Вновь попытался пробить черную стену в мозгу, за которой скрывалось прошлое. Упорно выискивал хоть малейшую щель, через которую мог бы получить доступ к памяти. Не сомневался: если бы нашлась хоть одна такая щель, рухнул бы весь фасад амнезии. Но стена была ровной и гладкой.
Он погасил свет, но заснуть не мог.
Ветер практически стих. Его порывы не могли стать причиной бессонницы.
И хотя крови на простынях была самая малость, и хотя она давно уже высохла, Фрэнк решил, что именно кровавые пятна на простыне мешают ему заснуть. Включил лампу, скинул простыни на пол, попытался уснуть без них. Не вышло.
Он сказал себе, что уснуть ему не дает амнезия, результат одиночества и чувства изоляции. И хотя в этом была доля правды, он знал, что обманывает себя.
Потому что настоящей причиной, не позволяющей ему сомкнуть глаза, был страх. Страх перед тем, куда его может завести лунатизм. Страх того, что он может натворить в таком состоянии. И что найти на руках, когда проснется.
Глава 22
Дерек спал. На другой кровати. Тихонько похрапывая. Томас заснуть не мог. Поднялся, подошел к окну, выглянул. Луна ушла. Он видел только темноту, огромную темноту.

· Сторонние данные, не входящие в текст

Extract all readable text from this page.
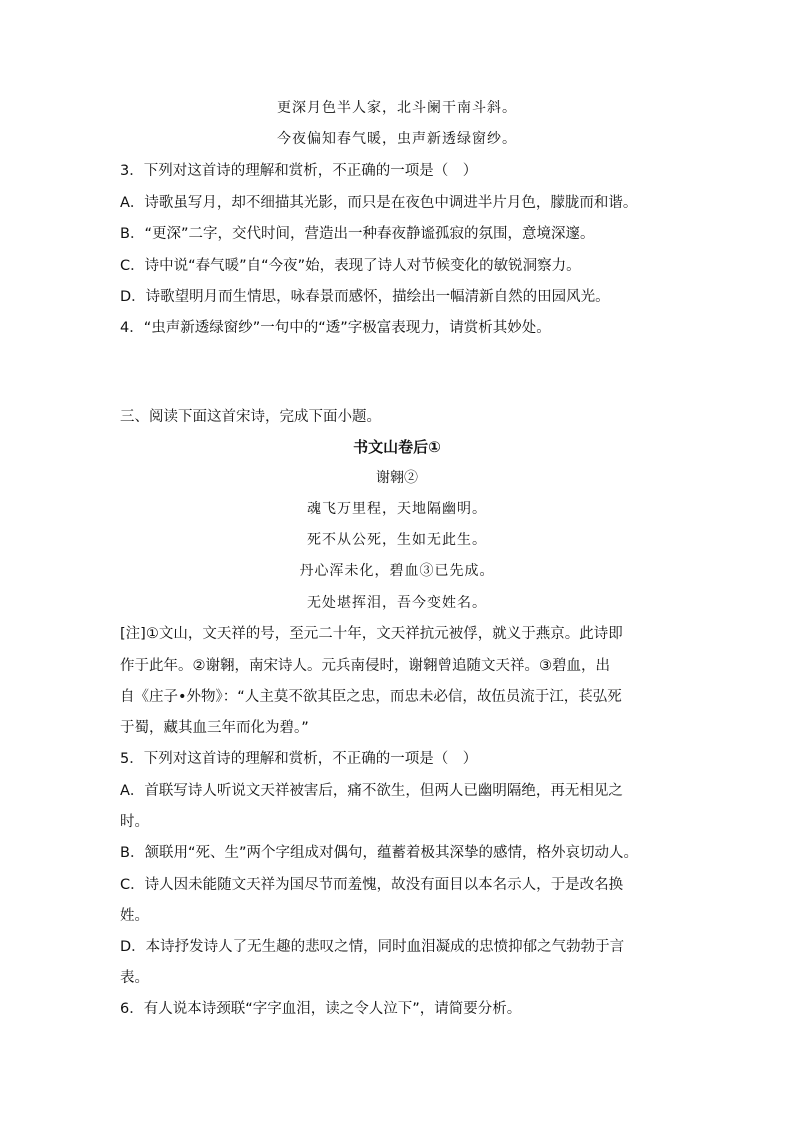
更深月色半人家，北斗阑干南斗斜。
今夜偏知春气暖，虫声新透绿窗纱。
3．下列对这首诗的理解和赏析，不正确的一项是（　）
A．诗歌虽写月，却不细描其光影，而只是在夜色中调进半片月色，朦胧而和谐。
B．“更深”二字，交代时间，营造出一种春夜静谧孤寂的氛围，意境深邃。
C．诗中说“春气暖”自“今夜”始，表现了诗人对节候变化的敏锐洞察力。
D．诗歌望明月而生情思，咏春景而感怀，描绘出一幅清新自然的田园风光。
4．“虫声新透绿窗纱”一句中的“透”字极富表现力，请赏析其妙处。
三、阅读下面这首宋诗，完成下面小题。
书文山卷后①
谢翱②
魂飞万里程，天地隔幽明。
死不从公死，生如无此生。
丹心浑未化，碧血③已先成。
无处堪挥泪，吾今变姓名。
[注]①文山，文天祥的号，至元二十年，文天祥抗元被俘，就义于燕京。此诗即
作于此年。②谢翱，南宋诗人。元兵南侵时，谢翱曾追随文天祥。③碧血，出
自《庄子•外物》：“人主莫不欲其臣之忠，而忠未必信，故伍员流于江，苌弘死
于蜀，藏其血三年而化为碧。”
5．下列对这首诗的理解和赏析，不正确的一项是（　）
A．首联写诗人听说文天祥被害后，痛不欲生，但两人已幽明隔绝，再无相见之
时。
B．颔联用“死、生”两个字组成对偶句，蕴蓄着极其深挚的感情，格外哀切动人。
C．诗人因未能随文天祥为国尽节而羞愧，故没有面目以本名示人，于是改名换
姓。
D．本诗抒发诗人了无生趣的悲叹之情，同时血泪凝成的忠愤抑郁之气勃勃于言
表。
6．有人说本诗颈联“字字血泪，读之令人泣下”，请简要分析。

Томас не любил ночь. Она его пугала. Он любил солнечный свет, яркость цветов, зелень травы, синеву неба над головой. Небо напоминало Томасу крышку, которая накрывает мир, чтобы в нем царил полный порядок. Ночью все цвета исчезали, мир становился пустым, будто кто-то снимал крышку и запускал под нее пустоту, а ты смотрел на эту пустоту и чувствовал, что тебя может унести, как все эти цвета, унести из этого мира, и утром, когда крышку вернут на место, тебя под ней уже не будет, ты будешь где-то еще и никогда не сможешь вернуться назад. Никогда.
Подушечками пальцев он коснулся окна. Стекло, холодное.
Ночью он предпочитал спать. Обычно и спал. Но не в эту ночь.
Он волновался о Джулии. Всегда немного волновался о ней. Брату и полагалось волноваться. Но сейчас волновался сильно. Очень сильно.
А началось все этим утром. Забавное чувство. Забавное не в смысле ха-ха. В смысле странное. В смысле пугающее. Чувство говорило: «С Джулией должно случиться что-то действительно плохое». Томас очень расстроился, пытался предупредить ее. Послал тиви-предупреждение. Ему говорили, что картинки, голоса и музыка на тиви передаются через воздух. Поначалу он думал, это ложь, над ним просто насмехаются, пользуясь его тупостью, ожидают от него, что он поверит всему. Но потом Джулия подтвердила, что это правда, поэтому иногда он пытался послать ей свои мысли через тиви, потому что если по воздуху передавались картинки, голоса и музыка, то уж передать мысли было проще простого.
«Будь осторожна, Джулия, – транслировал он через тиви. – Не теряй бдительность, будь осторожна. Что-то плохое может случиться».
С Джулией у него всегда существовала какая-то связь. Он знал, когда она счастлива. Или грустит. Когда она болела, он иногда ложился на кровать и прижимал руки к животу. Он всегда знал, когда она собиралась приехать к нему.
Что-то похожее произошло у него и с Бобби. Не сразу. Когда Джулия первый раз приехала с Бобби, Томас не почувствовал ничего. Но со временем стал чувствовать больше. И теперь с Бобби у него установилась почти такая же крепкая связь, как с Джулией.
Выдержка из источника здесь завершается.